I refrained from comment with some effort (apart from suggesting he go for a shower, since Howard usually lives in some squalid squat fermenting germs), but later I wished I’d let rip when he looked up from the paper and sneered, ‘I see your boyfriend’s band are going on a farewell tour of seven countries – he must be getting a bit old for all that touring!’
‘He’s quite a bit younger than you,’ I pointed out. (‘Your boyfriend’ indeed!) ‘And age doesn’t seem to hinder the Rolling Stones much, does it?’
‘I wouldn’t know. I don’t have your musical interests.’
He doesn’t have any musical interests, but that doesn’t excuse the cheap gibe.
‘Never mind, James,’ I said sweetly, ‘at least being tone-deaf makes you able to appreciate that busty blonde country singer with the nasal whine.’
He let the subject drop then, but I wish he’d forget it altogether. I’m getting very tired of all these snide little remarks.
Later I had a sneaky look at the paper, and there was Fergal at an airport, looking jetlagged, unshaven and mildly dangerous. I hope the photographer didn’t get too close.
I debated whether to cut the article out in case it set James off again, then thought that perhaps a hole where it had been might be even worse, since he’d think I’d cut it out to keep. Besides, why should I pander to his warped imaginings?
Speaking of warped imaginings, I had a dream last night about Fergal: one of those blush-making ones. I know a wholesome drink of water is what I need, but once you’ve had champagne, part of you still thirsts for it, even if you know it doesn’t agree with you. (And I’m not even getting the water lately!)
Usually I feel guilty the morning after, but this time I was still miffed with James and decided he didn’t deserve it. I gave him a kiss of the tight-lipped variety and, after he’d gone, retired to the bathroom with the crossword, where, enthroned and mid-clue, I was startled by the sound of men’s voices from the garden right beneath the window.
Hastily flushing the loo I went out only to discover, to my complete embarrassment, three men in fluorescent orange waistcoats staring down into the swirling sewage trap from which they had just removed the lid.
I wanted to curl up and die, but they’d seen me, so I brazened it out with a cheery ‘Good morning!’
You could have roasted chestnuts on my cheeks (all of them).
The men wore uniformly blank expressions and after an answering chorus of ‘Good morning’ resumed their absorbed study.
‘Blockage isn’t here, then?’ said one, after some ten minutes of silent scrutiny.
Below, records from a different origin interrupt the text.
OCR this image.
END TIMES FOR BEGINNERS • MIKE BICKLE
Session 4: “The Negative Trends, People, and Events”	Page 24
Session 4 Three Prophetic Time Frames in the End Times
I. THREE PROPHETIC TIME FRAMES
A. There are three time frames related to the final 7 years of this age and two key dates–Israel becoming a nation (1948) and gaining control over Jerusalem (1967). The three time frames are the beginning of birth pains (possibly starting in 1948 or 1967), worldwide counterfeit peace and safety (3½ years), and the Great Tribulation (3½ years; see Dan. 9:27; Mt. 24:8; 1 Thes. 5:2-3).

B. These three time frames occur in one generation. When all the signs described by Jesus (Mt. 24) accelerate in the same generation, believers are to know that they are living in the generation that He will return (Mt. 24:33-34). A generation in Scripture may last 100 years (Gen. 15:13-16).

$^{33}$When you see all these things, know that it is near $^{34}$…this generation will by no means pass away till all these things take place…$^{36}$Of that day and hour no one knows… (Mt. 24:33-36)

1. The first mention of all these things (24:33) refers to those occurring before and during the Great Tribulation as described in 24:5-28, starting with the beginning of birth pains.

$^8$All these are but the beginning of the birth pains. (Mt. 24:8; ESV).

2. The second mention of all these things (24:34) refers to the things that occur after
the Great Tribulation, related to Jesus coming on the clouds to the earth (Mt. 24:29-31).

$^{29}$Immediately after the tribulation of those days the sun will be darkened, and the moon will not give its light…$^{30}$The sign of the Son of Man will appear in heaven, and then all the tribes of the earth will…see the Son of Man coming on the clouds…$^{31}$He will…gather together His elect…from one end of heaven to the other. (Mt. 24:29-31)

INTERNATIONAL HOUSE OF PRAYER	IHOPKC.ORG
‘No, must be further along,’ said Second Workman.
‘Yes. Must be somewhere else,’ said Third Workman.
‘Perhaps it’s further along,’ said the first. ‘Funny – I thought it was sure to be this one.’
‘Never mind, Dan – it’ll be further along.’
And so on until, after another ten or fifteen minutes of this tediously Beckett-like dialogue, they dropped the manhole cover and went off into Mrs Peach’s garden to try their luck.
It took copious amounts of coffee to soothe my shattered nerves, and even then I still wanted to cringe. I kept remembering the workmen’s blank faces as they peered into the manhole.
Later, the most stupendous thunderstorm broke over the cottage and the Wrath of God in the form of a bolt of lightning flashed down the telephone cable and blasted the answerphone into little melted pieces.
I don’t know what I did to deserve that.
Nothing like this ever happened when we lived in the flat.
We’ve been here a whole month now, and I’ve settled into a more professional working schedule: mornings for the book, afternoons for the house. How nice it is not to feel guilty about writing instead of doing housework, and being able to do it without James’s constant interruptions. I don’t know how Jane Austen ever managed to write a word with her family coming and going like yo-yos.
My little room is very inviting, with walls of palest pink (not any kind of cream!) though it needs a touch or two of a strong colour – lime green, possibly. When I’d said as much to James, he’d replied, ‘Why spoil a good colour scheme?’